62. Protocol for initiating equipment set up
• Initial flow rate setting –
1 to 2 kg = 3 lpm
2 to 3 kg = 4 lpm
>3 kg = 5 lpm
• Increase flow rate 1 lpm increments if -
- FiO2 increases >10% above starting FiO2
- PCO2 increases >10 mmHg above baseline
- increased distress or retraction
- Decreased lung expansion on CXR
63. Weaning
• Clinically stable and apnea free for 3 days and
maintaining SpO2 90 – 94%, weaning is done
gradually by decreasing flow rate of 0.5 – 1
and monitoring clinically to maintain target
saturation.
64. Side Effect
• Gastric distension
• Nasal trauma ( incidence less as compared to
CPAP)
• Air leak syndrome
65. Facts of HHHFNC
• HHHFNC is not true CPAP
• Pressure is inconsistent, unreliable and
unpredictable
• Easier to use
• Less adverse effects such as local trauma
• Post-extubation support or to transition from
nCPAP
Clinical perinatlogy,2016; 43: 693-705
66. HHHFNC vs CPAP
• Heated Humidified High Flow Nasal Cannula versus Nasal
Continuous Positive Airway Pressure as Primary Mode of
Respiratory Support for Respiratory Distress in Preterm Infants
Indian Pediatrics VOLUME 53 , FEBRUARY 15, 2016
-HHHFNC appeared to have similar efficacy and safety to
NCPAP when applied as a primary mode of respiratory
support to preterm infants between 28 and 34 weeks of
gestation with mild to moderate respiratory distress , with
lesser incidence of nasal trauma.
67. NIPPV
• Nasal intermittent positive pressure ventilation (NIPPV)
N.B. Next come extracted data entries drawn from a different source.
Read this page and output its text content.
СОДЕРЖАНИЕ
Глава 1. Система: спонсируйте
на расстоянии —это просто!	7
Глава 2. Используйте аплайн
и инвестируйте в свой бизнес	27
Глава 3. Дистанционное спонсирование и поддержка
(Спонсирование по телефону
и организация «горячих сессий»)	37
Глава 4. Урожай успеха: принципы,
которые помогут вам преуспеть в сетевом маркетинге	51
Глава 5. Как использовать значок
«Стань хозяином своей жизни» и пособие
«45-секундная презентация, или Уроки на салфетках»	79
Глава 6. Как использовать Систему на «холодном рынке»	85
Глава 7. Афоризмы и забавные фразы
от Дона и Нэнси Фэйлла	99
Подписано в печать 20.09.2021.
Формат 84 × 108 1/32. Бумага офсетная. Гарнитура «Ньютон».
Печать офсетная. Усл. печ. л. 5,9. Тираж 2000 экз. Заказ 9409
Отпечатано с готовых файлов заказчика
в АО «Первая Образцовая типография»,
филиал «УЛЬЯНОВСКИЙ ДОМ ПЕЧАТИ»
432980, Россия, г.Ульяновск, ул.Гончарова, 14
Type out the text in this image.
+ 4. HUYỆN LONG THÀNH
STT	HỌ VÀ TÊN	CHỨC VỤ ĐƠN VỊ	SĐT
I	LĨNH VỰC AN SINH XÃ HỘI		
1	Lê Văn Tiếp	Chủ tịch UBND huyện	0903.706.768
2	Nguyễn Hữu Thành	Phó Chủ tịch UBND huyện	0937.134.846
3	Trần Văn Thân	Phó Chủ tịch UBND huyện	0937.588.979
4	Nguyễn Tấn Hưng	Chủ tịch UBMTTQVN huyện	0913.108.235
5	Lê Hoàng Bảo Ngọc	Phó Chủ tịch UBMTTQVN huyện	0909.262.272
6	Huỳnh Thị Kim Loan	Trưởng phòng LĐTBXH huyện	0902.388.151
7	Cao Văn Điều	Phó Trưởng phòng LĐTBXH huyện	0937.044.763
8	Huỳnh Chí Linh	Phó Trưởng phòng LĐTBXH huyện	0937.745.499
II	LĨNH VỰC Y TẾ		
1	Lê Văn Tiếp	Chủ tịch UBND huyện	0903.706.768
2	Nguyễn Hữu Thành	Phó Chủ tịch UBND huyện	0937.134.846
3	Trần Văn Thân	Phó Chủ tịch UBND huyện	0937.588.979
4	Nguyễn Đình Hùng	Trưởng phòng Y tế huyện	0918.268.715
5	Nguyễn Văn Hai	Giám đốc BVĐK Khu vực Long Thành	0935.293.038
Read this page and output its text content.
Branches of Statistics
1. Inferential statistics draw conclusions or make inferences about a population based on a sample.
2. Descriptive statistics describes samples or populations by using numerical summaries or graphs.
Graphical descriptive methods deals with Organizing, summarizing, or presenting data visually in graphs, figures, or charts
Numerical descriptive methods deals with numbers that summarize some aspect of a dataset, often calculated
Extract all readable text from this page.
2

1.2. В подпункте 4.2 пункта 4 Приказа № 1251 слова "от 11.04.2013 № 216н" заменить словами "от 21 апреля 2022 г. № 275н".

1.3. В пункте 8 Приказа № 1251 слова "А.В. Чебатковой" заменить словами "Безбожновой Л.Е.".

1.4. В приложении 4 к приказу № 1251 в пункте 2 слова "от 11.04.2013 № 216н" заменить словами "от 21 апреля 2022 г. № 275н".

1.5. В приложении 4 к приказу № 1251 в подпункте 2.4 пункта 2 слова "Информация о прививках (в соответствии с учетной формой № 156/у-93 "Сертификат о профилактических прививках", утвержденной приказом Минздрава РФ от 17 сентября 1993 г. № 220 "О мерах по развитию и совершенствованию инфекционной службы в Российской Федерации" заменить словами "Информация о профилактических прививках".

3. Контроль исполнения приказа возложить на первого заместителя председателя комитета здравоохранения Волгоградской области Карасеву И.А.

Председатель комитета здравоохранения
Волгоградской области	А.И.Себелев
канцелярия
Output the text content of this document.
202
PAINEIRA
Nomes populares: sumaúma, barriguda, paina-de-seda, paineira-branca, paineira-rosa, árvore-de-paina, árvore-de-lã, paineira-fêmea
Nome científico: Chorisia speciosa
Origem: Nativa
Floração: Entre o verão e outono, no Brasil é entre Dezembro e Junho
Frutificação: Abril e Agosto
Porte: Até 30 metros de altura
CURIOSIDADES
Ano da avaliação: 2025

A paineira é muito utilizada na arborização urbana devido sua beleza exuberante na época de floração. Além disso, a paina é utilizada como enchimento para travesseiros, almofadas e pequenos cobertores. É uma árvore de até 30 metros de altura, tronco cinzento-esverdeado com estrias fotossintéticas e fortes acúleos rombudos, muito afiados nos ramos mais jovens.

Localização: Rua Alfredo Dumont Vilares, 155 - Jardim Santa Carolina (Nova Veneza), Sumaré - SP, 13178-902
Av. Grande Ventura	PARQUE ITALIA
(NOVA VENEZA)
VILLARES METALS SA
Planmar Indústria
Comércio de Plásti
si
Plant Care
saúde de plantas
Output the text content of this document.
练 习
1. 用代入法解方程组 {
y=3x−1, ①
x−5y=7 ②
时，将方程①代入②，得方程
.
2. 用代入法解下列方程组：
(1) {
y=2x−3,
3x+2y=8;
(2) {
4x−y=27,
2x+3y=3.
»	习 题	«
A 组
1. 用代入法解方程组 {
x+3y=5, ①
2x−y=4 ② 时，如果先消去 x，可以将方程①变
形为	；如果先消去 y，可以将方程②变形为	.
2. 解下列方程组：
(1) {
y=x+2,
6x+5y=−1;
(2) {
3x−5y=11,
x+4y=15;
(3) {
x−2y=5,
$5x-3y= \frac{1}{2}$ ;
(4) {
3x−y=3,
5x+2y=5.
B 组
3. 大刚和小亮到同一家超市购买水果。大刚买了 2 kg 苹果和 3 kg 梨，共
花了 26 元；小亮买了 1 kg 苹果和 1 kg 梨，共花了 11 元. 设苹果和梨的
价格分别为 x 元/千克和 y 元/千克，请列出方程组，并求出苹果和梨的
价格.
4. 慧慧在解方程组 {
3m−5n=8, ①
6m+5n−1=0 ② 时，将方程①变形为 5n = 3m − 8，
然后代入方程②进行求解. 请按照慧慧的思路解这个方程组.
superimposes an intermittent peak pressure on CPAP and is
delivered to the infant with a ventilator and nasal prongs /
nasal mask.
• It reduces the rate of extubation failure in preterm infants. (
Cochrane 2017 )
• Among preterm infants with respiratory distress syndrome,
NIPPV decreases the need for invasive ventilation within the
first 72 hours of life compared with NCPAP. (Jucille et al 2012)
68. NAVA
• Nasal neurally adjusted ventilatory assist is newer form of
noninvasive respiratory support that uses the eletrical activity
of the diaphragm ( EAdi) to assess the timing and magnitude
of inspiratory pressure delivered during spontaneous
breathing.
• The EAdi signal is obtained by an indwelling 5.5French feeding
tube placed in the oesophagus fitted 10 electrodes so that the
electrodes are at the level of the diaphragm.
• NAVA requires good spontaneous breathing efforts.
• Premature neonates who are apneic may not be good
candidates for nasal NAVA.
69. Conclusion
• Noninvasive ventilation ( NIV ) is not a new therapy but has
received new attention in the interest of preventing lung
injury.
• Numerous research studies and meta-analyses have
demonstrated the benefits of NIV for the treatment of RDS
and the reduction in the need for intubation and mechanical
ventilation.
• Success of NIV therapy increases with increasing experience
of the clinicians administering the therapy.
• Further research is required to enhance our understanding of
the optimal application of NIV therapies.